Category: Fall Out Boy - Rating: G - Genres: Drama,Romance - Published: 2007-08-17 - Updated: 2007-08-17 - 964 words

0Unrated
I woke up feeling frazzled. I pulled myself out of bed and glanced out the window, it was still dark out. The clock on the nightstand was blinking the numbers 4:38am at nice and strongly into the dark of the bedroom. I sighed looking at the bed, Zacky was tangled in the mess of the bed sheets sprawled out on his back with his left hand on his chest and his other behind his head. I smiled slightly and pulled one of his sweaters over my head. I knew that if I tried to get back to sleep I probably would only wear myself out more by trying to get back to the land of sleep.

I quietly tromped out of the bedroom and into the hallway of our apartment. The house was completely pitch black with the exception of the few lights blinking from alarm clocks in the kitchen and the fridge light. I shivered stepping into the kitchen and closed the window above the sink. Our cat was playfully rubbing up against me asking for food while I attempted to make some coffee. I finally got the coffee ready to go and walked away over to the kitchen table where my laptop was sitting.

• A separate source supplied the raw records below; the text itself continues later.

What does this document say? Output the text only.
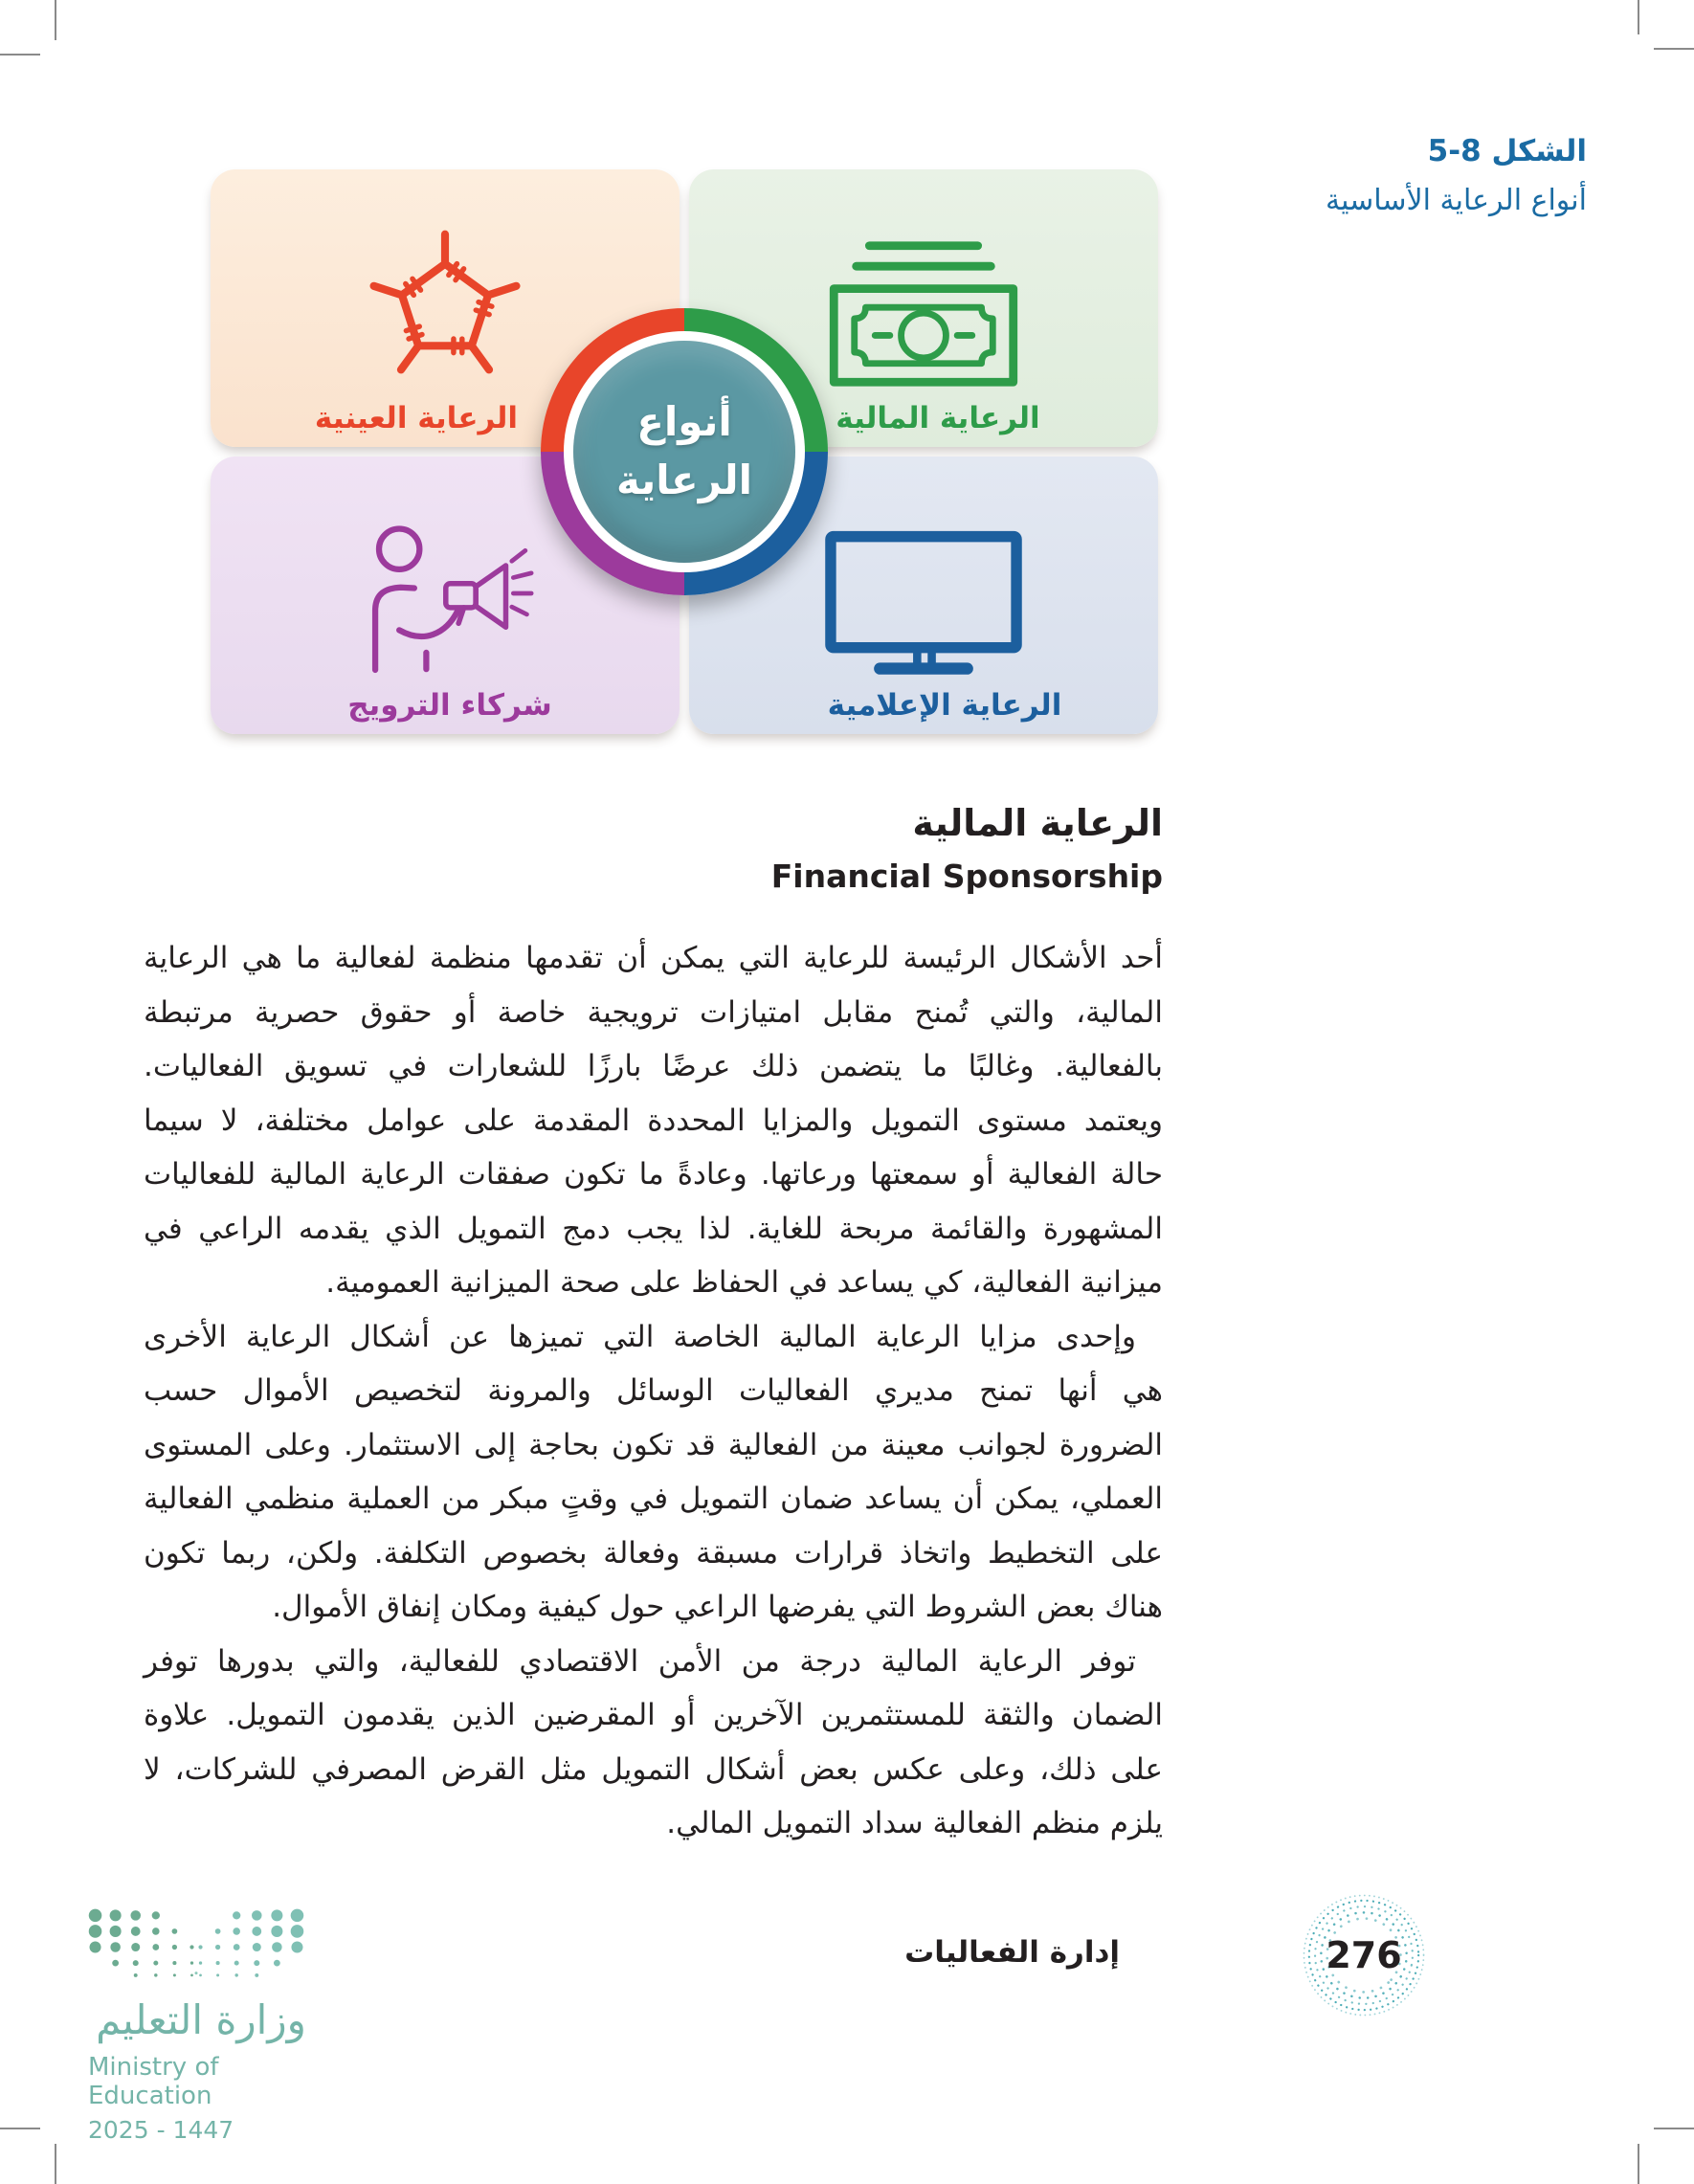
الشكل 8-5
أنواع الرعاية الأساسية
الرعاية العينية	الرعاية المالية
شركاء الترويج	الرعاية الإعلامية
أنواع
الرعاية
الرعاية المالية
Financial Sponsorship
أحد الأشكال الرئيسة للرعاية التي يمكن أن تقدمها منظمة لفعالية ما هي الرعاية
المالية، والتي تُمنح مقابل امتيازات ترويجية خاصة أو حقوق حصرية مرتبطة
بالفعالية. وغالبًا ما يتضمن ذلك عرضًا بارزًا للشعارات في تسويق الفعاليات.
ويعتمد مستوى التمويل والمزايا المحددة المقدمة على عوامل مختلفة، لا سيما
حالة الفعالية أو سمعتها ورعاتها. وعادةً ما تكون صفقات الرعاية المالية للفعاليات
المشهورة والقائمة مربحة للغاية. لذا يجب دمج التمويل الذي يقدمه الراعي في
ميزانية الفعالية، كي يساعد في الحفاظ على صحة الميزانية العمومية.
وإحدى مزايا الرعاية المالية الخاصة التي تميزها عن أشكال الرعاية الأخرى
هي أنها تمنح مديري الفعاليات الوسائل والمرونة لتخصيص الأموال حسب
الضرورة لجوانب معينة من الفعالية قد تكون بحاجة إلى الاستثمار. وعلى المستوى
العملي، يمكن أن يساعد ضمان التمويل في وقتٍ مبكر من العملية منظمي الفعالية
على التخطيط واتخاذ قرارات مسبقة وفعالة بخصوص التكلفة. ولكن، ربما تكون
هناك بعض الشروط التي يفرضها الراعي حول كيفية ومكان إنفاق الأموال.
توفر الرعاية المالية درجة من الأمن الاقتصادي للفعالية، والتي بدورها توفر
الضمان والثقة للمستثمرين الآخرين أو المقرضين الذين يقدمون التمويل. علاوة
على ذلك، وعلى عكس بعض أشكال التمويل مثل القرض المصرفي للشركات، لا
يلزم منظم الفعالية سداد التمويل المالي.
وزارة التعليم
Ministry of Education
2025 - 1447
إدارة الفعاليات	276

Turning on the laptop, I settled into the kitchen chair and waited for it to load. I figured that I had nothing better to do before the sun rose then to check my email and see if there was anything important besides the usual amount of junk email that I get. The email had loaded right after the computer had turned on and it said that I had 3 new emails which wasn't anything out of the ordinary because I wasn't overly popular when it came to emails anyways. Opening up the inbox, my heart caught in my throat when I read who one of the emails was from. Patrick Stump. A name I hadn't seen in my inbox in over two years, a person who I didn't acknowledge as even a part of my past, a person who at, now 5 o'clock in the morning was the last person I expected to try and get a hold of me, in any way shape or form. With shaky hands, I took a deep breath and opened the email.

Subject: Long time.
This is probaly the last thing you've expected to see in your inbox, and probably from the last person you've ever expected it to be written from.
I don't know what really to say except that I'm glad to see that everything is good in your life, you look good.
Don't worry, I won't tell him, but I think he'll find out on his own, he's an idiot, but not that oblivious.
P.
I took a deep breath and calmed the butterflies in my stomach down. Pressing reply and started to type away.

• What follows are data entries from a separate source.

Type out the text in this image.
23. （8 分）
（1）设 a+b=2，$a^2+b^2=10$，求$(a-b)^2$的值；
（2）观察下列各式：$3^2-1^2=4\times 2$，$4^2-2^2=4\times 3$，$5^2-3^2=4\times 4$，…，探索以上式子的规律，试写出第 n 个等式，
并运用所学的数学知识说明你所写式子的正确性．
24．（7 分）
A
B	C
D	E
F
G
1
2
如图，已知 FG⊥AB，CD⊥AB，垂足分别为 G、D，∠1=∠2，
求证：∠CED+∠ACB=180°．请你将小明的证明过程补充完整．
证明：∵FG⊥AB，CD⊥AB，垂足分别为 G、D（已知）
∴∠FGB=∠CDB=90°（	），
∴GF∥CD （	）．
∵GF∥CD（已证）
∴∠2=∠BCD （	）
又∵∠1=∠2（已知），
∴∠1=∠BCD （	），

Subject: Lets keep it that way.
There was never a time when you never did not know what to say.
Tell him if you want, I don't care. Neither of you cared enough to keep in touch with me after I moved, so I don't care that I'm back in your lives temporarily. I've moved on with my life and I think it's about time that you suck it up and move on to. I know this email is coming accross bitter and cyncial but I dont care about that either. You're not a friend to me anymore Patrick, none of you are. Well, maybe Joe because Joe was the only one who kept in touch when I left. You're just friends of the client who I once had a past with. It's in the past, leave it there.

You don't want anymore heartbreak then I do, and I'm completely satisfied with where I am right now.
Leave me alone.
Katie.
After pressing send I realised that this was the hardest email that I ever had to write in my entire life. I wasn't over Pete, I wouldn't ever be over him but I had to bury my feelings and hurt that was completely eating me alive on the inside.

I waited to hear from Patrick after I moved away but I didn't get one phone call, not one email or text message either. I got nothing, I left and I was hung out to dry like I never even was in their lives to begin with. The hurt that came from that tore me apart greater then just the break up with Pete and the only person I could turn to was myself because I wasn't welcome in Zacky's at the time. The only reason I got back into Zacky's life was the fact that I accidently bumped into Syn on the street coincedentaly.

Of course over time Zacky and I got better, we weren't instantly better but we got there. He was the one who would come over when I was feeling bad about realising how messed up everything had got and that all I wanted to do was to run away. He was the one who was there for me through it all, thick & thin.

It took a long time for the guys to accept the fact that Zacky and I wanted to be back together but I can completely agree with their reaction because of the drama that had happened between the two of us but eventually everything was okay. Matt was the worst to get used to the idea of me being around again because I think part of him knew that I had left Zacky once already for Pete and that it could happen again.. but after explaining the situation to Matt he understood that I was no longer a part of that life, nor would I ever be again.